Paleontologists have an interesting relationship with quarry operators. By their very nature quarry operations destroy fossils and their geological context. And yet, by exposing new layers of rock quarrying operations lead to the discovery of new fossil deposits that might otherwise never have been found. The two most productive vertebrate fossil sites in Virginia, Solite and Carmel Church, were both discovered as a result of quarrying operations.
In the case of the Solite Quarry, mining operations have recently increased and now encompass the unique insect bed that VMNH has been excavating for many years. In an effort to preserve as much of the deposit as possible, National Geographic has provided a grant to VMNH to conduct a salvage operation at Solite.
After arranging for access from the new quarry owners we began our salvage operation last Saturday. A VMNH crew, accompanied by Andy Heckert and a group of Appalachian State students and by Paul Olsen (who originally discovered the insect bed) made a quick survey of the site and began removal of the remaining insect bed and the overlying sediments.

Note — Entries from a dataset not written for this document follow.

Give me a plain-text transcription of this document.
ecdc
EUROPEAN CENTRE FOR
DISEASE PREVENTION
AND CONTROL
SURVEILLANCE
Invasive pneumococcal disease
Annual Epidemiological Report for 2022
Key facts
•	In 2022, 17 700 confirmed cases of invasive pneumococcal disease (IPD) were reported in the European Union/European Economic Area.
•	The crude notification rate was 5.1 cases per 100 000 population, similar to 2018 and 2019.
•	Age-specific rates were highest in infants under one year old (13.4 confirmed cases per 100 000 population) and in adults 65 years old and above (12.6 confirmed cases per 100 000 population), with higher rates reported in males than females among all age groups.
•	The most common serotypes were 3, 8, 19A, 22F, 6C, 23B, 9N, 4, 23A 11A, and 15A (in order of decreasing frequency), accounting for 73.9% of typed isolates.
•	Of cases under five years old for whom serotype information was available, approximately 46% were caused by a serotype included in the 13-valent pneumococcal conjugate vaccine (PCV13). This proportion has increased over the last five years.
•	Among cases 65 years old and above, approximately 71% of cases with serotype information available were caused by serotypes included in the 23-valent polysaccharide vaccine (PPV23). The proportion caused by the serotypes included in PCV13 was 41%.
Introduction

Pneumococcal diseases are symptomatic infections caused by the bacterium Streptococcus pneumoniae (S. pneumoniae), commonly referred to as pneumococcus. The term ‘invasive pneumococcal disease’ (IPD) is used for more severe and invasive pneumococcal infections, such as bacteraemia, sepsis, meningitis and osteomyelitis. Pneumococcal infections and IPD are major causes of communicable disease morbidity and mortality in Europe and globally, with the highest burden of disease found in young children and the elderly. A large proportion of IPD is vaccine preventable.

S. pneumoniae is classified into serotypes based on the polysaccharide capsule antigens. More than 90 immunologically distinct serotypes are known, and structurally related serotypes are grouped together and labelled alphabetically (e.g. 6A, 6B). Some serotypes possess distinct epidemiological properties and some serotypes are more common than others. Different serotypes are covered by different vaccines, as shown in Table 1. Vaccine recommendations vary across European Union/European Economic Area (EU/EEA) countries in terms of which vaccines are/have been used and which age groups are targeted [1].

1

In a salvage operation like this one, we’re not actually doing a lot of processing in the field. We’re trying to get to the insect bed as rapidly as possible and take it back to the museum, where we can examine it in detail. That means we don’t actually see that many fossils in the field, and we use rather large tools to excavate the tiny Solite insects:
We did find a few somewhat photogenic specimens, including this plant fragment:
…as well as a possible large fish skull:
We’ll continue excavating the Solite deposits through the coming month at least. Thanks to Ararat Rock for providing access to the quarry, and to National Geographic for providing funds to make the excavation possible.